To support automatic revocation, the revocation notifier must be enabled and reachable by all machines. Set the IP/port to the verifier that hosts the revocation notifier:
revocation_notifier_ip = xxx.xxx.xxx.xxx
revocation_notifier_port = xxxx
listen_notifications = True
revocation_cert = default
To enable cert mode and payload scripts the following options should be set:
extract_payload = True
payload_script=autorun.sh
The verifier must host the revocation notifier:
revocation_notifier = True
Finally: the tenant must setup the [ca] section of the config file with appropriate cert_* options. Importantly, the following option must be set with the ip/port of the crl listener:
cert_crl_dist = http://xxx.xxx.xxx.xxx:port/crl
First, generate the ipsec config files using generate.py in this directory. It takes in a file with 1 or more subnets to enable IPsec to/from.
You can also specify single hosts using the notation 192.168.1.1/32
The order in which the lines in the file are specified is how they'll be encoded into ipsec-tools.conf.
python generate.py file.txt
Example: generate.py file.txt
# Any file starting with # will be ignored
# All Subnets after ipsec are enabled by default
ipsec
192.168.0.0/24
172.22.2.4/32
# All subnets after exclude will not use ipsec
exclude
192.168.0.1/32
This script will output the files you need to include into the directory ipsec-extra
Next provision an agent as you would normally. Be sure to use the --cert
option to generate a certificate. Also include the files generated above using --include
.
keylime_tenant -t 192.168.0.100 -u agent1 --cert myca --include ipsec-extra
To support revocation, you must run a CRL host/listener. This will host a copy of the CRL on a web server and listen for notification of revocation from the verifier. To run this service:
keylime_ca -c listen -d myca
It will start up a web server and listen for notifications.

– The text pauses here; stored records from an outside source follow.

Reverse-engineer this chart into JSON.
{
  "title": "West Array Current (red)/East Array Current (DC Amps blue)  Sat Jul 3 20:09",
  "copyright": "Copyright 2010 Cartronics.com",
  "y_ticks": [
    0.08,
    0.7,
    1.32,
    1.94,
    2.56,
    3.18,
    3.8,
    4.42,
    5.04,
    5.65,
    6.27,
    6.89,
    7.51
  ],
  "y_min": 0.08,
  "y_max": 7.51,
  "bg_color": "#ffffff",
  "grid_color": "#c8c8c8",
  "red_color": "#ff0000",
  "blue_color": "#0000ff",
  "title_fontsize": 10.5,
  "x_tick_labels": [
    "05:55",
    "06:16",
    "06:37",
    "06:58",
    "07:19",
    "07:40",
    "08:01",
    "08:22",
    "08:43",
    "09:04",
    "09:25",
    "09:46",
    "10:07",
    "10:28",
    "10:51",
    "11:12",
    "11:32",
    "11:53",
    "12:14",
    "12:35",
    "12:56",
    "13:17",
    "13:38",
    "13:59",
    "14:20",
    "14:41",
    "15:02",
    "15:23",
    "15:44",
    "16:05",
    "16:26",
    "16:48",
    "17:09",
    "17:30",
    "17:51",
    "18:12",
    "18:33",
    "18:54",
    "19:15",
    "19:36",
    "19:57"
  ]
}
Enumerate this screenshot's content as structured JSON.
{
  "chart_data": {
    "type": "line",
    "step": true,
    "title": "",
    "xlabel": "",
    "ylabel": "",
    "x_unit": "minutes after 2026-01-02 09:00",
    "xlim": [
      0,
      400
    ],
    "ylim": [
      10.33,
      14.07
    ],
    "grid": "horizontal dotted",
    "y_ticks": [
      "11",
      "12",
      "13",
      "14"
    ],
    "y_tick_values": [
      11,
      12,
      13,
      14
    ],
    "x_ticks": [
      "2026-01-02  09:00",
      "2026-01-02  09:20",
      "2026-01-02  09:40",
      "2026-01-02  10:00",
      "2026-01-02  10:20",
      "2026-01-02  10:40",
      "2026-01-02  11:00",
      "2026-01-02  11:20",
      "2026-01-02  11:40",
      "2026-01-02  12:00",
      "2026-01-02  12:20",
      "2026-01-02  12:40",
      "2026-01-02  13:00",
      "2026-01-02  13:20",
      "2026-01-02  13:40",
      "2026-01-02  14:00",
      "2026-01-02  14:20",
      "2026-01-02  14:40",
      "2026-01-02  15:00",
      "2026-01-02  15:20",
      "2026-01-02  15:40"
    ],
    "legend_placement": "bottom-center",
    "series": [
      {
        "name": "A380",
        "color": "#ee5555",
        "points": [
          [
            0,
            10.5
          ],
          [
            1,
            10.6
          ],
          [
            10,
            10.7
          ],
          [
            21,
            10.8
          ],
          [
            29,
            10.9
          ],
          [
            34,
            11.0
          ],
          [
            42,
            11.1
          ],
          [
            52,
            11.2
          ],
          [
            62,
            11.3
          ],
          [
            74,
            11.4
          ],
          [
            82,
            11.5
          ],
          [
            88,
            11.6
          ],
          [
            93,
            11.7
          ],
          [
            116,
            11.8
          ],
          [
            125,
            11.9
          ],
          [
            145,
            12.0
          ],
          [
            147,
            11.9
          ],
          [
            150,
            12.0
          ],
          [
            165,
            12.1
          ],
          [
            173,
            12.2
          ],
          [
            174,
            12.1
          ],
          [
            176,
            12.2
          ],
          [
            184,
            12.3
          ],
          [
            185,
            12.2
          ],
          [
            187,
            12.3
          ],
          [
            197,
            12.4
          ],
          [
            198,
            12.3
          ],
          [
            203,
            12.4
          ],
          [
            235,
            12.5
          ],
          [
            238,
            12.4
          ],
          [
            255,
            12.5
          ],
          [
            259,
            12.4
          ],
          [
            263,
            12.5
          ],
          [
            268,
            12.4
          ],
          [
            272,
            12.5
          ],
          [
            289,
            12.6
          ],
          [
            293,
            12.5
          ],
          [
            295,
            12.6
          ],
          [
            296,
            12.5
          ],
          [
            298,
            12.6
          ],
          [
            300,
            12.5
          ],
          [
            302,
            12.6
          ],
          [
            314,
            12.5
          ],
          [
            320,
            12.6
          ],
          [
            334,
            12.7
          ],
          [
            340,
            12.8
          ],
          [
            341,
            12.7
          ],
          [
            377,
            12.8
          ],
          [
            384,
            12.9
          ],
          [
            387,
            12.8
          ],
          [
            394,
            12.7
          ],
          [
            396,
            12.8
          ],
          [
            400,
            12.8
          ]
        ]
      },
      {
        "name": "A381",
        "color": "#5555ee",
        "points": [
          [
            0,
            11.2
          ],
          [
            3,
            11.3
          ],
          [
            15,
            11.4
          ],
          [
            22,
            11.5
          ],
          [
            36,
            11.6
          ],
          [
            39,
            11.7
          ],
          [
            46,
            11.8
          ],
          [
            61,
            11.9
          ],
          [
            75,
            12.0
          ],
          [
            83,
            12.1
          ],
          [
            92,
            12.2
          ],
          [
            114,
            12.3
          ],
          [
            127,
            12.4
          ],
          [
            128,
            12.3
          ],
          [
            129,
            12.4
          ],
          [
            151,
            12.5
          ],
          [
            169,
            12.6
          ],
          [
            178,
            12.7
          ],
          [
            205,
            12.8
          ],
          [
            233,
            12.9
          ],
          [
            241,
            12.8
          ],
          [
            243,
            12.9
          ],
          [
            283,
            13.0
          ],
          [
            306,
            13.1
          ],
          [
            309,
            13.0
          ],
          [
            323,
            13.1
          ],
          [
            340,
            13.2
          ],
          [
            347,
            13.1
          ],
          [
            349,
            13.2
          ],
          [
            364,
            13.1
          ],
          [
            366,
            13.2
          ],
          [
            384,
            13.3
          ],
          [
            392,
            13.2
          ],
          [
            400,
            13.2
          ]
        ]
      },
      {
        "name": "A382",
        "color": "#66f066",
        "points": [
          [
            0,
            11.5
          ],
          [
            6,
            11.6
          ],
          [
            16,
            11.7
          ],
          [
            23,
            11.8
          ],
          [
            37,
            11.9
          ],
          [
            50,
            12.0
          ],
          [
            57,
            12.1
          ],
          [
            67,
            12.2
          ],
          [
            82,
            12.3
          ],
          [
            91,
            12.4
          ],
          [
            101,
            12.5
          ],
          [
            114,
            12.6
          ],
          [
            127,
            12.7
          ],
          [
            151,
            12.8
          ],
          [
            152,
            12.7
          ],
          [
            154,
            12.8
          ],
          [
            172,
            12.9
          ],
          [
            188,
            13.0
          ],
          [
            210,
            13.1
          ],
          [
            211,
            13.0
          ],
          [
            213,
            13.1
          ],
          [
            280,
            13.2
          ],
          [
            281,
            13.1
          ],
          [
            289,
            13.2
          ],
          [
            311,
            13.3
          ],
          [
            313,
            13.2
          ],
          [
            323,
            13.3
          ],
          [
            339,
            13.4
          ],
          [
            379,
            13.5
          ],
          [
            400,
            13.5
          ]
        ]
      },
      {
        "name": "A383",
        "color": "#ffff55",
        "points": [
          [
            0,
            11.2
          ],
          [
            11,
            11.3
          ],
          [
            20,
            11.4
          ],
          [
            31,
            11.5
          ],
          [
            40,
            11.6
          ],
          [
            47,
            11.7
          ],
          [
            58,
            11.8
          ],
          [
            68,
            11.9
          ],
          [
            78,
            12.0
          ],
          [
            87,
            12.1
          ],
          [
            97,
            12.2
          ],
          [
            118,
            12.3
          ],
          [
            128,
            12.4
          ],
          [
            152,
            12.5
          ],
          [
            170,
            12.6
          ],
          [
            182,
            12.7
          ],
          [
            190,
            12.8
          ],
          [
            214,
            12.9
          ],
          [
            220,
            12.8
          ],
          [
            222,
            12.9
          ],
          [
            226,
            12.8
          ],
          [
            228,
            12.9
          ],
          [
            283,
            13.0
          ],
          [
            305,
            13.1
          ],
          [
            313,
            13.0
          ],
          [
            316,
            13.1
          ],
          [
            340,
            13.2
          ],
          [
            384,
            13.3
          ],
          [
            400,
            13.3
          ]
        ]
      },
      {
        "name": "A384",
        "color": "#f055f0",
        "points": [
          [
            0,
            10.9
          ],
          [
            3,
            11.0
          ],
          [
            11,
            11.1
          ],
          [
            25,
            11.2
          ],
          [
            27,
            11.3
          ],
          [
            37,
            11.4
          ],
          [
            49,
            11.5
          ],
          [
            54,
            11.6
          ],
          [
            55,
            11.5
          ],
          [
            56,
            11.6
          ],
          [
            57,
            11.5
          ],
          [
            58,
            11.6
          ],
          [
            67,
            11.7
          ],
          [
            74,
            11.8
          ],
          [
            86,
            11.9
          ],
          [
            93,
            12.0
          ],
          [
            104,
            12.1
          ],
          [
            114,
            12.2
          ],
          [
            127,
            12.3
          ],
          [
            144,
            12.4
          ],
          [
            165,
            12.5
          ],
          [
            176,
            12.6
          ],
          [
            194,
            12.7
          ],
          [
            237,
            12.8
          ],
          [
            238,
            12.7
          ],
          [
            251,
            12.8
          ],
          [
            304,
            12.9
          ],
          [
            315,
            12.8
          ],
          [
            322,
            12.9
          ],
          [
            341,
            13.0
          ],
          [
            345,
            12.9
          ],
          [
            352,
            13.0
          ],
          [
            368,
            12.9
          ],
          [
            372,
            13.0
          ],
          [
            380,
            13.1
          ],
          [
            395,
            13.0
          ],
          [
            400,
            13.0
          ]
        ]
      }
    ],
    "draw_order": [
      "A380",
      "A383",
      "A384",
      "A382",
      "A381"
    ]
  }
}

Be sure that the cert_crl_dist option is set to point to this server.
If an agent is revoked, the listener will update the CRL. All the agents will run their configured revocation actions:
local_action_update_crl
local_action_deletesa
These actions update the CRL by curling it from the tenant service and then search for and delete any IPsec security associations that were created using the revoked certificate serial number. Within a second or two, all machines in the network should stop communicating with the revoked machine.
Keylime uses racoon to setup IPsec. By default, it uses AES256 in CBC mode and SHA256 for HMAC. It uses modp2048 for DH and PFS support. It will re-key after 12 hours. See src/racoon.conf for more details. Keylime does not currently check the hostname of the certificate, only that it was valid and signed. This configuration is for demonstration purposes only. It is neither the most secure nor the most efficient IPsec setup. If you customize src/racoon.conf, these scripts will distribute and act upon them.